# Last original Navajo code talker dies



## Scotth (Jun 4, 2014)

*(CNN)* -- For more than two decades, Chester Nez kept silent about his role as one of the original Navajo code talkers responsible for developing an unbreakable code during World War II.

His death Wednesday at his home in Albuquerque, New Mexico, at age 93 was lamented by the Marine Corps as the end of an era -- for both the country and its armed forces.

"We mourn his passing but honor and celebrate the indomitable spirit and dedication of those Marines who became known as the Navajo code talkers," the Marines said in a statement.

remainder of story:  http://www.cnn.com/2014/06/04/us/navajo-code-talker-obit/index.html?hpt=hp_c2

I thank you Marine for your honorable service to this nation.  It shall not be forgotten.


----------



## Grunt (Jun 4, 2014)

Rest in Peace, Marine and thank you for your service.

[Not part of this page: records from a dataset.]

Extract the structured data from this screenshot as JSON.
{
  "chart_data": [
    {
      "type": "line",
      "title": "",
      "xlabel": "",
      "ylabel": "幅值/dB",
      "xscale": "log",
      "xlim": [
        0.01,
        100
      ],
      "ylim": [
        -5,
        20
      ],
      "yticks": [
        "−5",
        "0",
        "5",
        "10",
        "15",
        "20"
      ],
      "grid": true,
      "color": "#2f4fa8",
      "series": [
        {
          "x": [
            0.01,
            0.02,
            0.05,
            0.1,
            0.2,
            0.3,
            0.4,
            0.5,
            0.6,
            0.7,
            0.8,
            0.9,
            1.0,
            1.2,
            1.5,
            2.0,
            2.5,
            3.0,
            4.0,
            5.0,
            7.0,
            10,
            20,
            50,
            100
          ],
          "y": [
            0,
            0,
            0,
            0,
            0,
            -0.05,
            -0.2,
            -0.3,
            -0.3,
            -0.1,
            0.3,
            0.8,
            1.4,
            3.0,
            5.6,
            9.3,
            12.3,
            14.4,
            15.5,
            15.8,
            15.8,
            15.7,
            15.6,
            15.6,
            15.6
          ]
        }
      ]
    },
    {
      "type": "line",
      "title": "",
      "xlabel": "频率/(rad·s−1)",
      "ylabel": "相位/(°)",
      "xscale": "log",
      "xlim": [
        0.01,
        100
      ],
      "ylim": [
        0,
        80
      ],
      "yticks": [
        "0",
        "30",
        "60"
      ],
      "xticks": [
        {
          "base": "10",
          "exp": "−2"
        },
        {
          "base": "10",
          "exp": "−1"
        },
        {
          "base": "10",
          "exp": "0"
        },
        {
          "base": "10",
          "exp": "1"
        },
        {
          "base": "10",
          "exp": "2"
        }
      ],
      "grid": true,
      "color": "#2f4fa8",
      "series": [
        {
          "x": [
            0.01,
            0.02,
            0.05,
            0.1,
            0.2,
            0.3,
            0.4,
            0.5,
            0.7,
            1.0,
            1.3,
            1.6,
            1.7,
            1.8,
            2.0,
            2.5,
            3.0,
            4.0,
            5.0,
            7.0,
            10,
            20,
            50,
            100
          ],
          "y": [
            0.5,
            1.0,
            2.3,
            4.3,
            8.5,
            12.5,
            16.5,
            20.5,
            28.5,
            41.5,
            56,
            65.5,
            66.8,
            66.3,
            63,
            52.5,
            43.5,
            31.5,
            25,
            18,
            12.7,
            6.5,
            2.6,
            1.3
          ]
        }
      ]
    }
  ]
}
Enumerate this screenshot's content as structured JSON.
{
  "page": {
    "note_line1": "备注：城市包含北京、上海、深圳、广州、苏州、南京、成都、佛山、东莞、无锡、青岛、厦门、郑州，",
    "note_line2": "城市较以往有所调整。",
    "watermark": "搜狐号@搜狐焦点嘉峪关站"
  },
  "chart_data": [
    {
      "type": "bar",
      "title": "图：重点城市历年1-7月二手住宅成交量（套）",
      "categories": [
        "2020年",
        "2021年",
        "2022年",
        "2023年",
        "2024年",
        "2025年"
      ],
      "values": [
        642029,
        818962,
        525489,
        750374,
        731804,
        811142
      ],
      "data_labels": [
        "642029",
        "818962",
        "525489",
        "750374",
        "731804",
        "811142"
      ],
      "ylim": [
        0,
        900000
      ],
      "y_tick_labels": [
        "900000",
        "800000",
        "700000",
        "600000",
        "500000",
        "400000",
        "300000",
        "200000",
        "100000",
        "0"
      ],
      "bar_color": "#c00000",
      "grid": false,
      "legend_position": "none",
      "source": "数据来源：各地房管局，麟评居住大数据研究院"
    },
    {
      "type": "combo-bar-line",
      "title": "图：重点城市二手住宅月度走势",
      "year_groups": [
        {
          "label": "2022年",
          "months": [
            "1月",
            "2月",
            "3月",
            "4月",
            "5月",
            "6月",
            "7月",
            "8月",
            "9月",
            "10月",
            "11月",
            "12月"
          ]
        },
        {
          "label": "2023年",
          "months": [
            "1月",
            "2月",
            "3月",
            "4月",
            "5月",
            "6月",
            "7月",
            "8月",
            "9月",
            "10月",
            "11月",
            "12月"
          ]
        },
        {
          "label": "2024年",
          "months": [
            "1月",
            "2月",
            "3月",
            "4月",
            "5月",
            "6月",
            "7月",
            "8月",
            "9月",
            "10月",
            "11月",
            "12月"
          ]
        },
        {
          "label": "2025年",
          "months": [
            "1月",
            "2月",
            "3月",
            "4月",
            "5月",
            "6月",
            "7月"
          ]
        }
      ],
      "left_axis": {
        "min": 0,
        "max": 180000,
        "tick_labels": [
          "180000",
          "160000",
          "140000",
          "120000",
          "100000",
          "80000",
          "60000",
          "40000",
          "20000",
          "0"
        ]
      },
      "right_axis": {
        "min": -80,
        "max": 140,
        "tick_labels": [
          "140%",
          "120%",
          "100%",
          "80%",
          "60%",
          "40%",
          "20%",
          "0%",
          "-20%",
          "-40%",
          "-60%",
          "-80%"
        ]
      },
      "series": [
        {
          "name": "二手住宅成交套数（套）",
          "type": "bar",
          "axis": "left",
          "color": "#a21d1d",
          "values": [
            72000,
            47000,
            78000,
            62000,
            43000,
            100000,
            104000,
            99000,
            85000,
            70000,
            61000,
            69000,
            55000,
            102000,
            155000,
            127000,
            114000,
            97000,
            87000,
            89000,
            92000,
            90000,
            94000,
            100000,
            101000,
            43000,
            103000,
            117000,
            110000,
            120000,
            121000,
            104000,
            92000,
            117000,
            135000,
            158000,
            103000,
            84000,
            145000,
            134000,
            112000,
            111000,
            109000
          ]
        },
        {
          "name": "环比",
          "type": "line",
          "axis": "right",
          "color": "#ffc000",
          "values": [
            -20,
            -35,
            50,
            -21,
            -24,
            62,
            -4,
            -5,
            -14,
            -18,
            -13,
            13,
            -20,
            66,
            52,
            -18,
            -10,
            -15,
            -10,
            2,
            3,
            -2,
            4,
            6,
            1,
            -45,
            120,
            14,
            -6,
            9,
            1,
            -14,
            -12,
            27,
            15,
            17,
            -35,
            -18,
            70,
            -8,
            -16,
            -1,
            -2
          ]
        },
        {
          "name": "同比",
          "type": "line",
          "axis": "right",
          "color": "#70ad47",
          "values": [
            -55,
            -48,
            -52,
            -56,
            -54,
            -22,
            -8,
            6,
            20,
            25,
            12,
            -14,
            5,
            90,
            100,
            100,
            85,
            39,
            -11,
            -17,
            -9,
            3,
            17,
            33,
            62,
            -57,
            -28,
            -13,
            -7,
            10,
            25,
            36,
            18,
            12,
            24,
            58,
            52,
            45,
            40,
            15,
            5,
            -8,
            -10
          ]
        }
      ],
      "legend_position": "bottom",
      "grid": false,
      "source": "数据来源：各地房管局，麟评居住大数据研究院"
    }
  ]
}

You and your brothers left an awesome legacy.


----------



## Dame (Jun 4, 2014)

It was an honor to be at the same USMC Ball with these guys in 2010. May they all rest in peace.


----------



## racing_kitty (Jun 4, 2014)

Those Marines did great things not only for the Corps, but for the free world.  Fair winds and following seas, Chester Nez, and thank you for all that you've done.


----------



## RackMaster (Jun 4, 2014)

RIP.


----------



## Scotth (Jun 4, 2014)

Dame said:


> It was an honor to be at the same USMC Ball with these guys in 2010. May they all rest in peace.



Awesome historical photo.

Thanks for sharing!


----------



## pardus (Jun 5, 2014)

Thank you to all the Navajo Code Talkers for what you did for us all.


----------



## Marine0311 (Jun 5, 2014)

RIP Marine. Thank you for your service. You are dismissed.


----------



## CDG (Jun 5, 2014)

RIP Marine. Thank You for all you did.


----------



## x SF med (Jun 5, 2014)

Hoka Hey!  You will be welcomed with honor songs on the other side of the mountain by your ancestors.


----------



## LibraryLady (Jun 5, 2014)

The songs will sing of you and your children's children's children will bear your name with honor! Thank you for your sacrifice Marine.

LL


----------



## Ooh-Rah (Aug 15, 2017)

I ran across this today....Marine Code Talker singing the Marine Hymn in the Navajo language. 

Semper Fi, Marines.  Thank you for your sacrifices.


----------



## Gunz (Aug 15, 2017)

Great Warriors, great Soldiers and Marines.


----------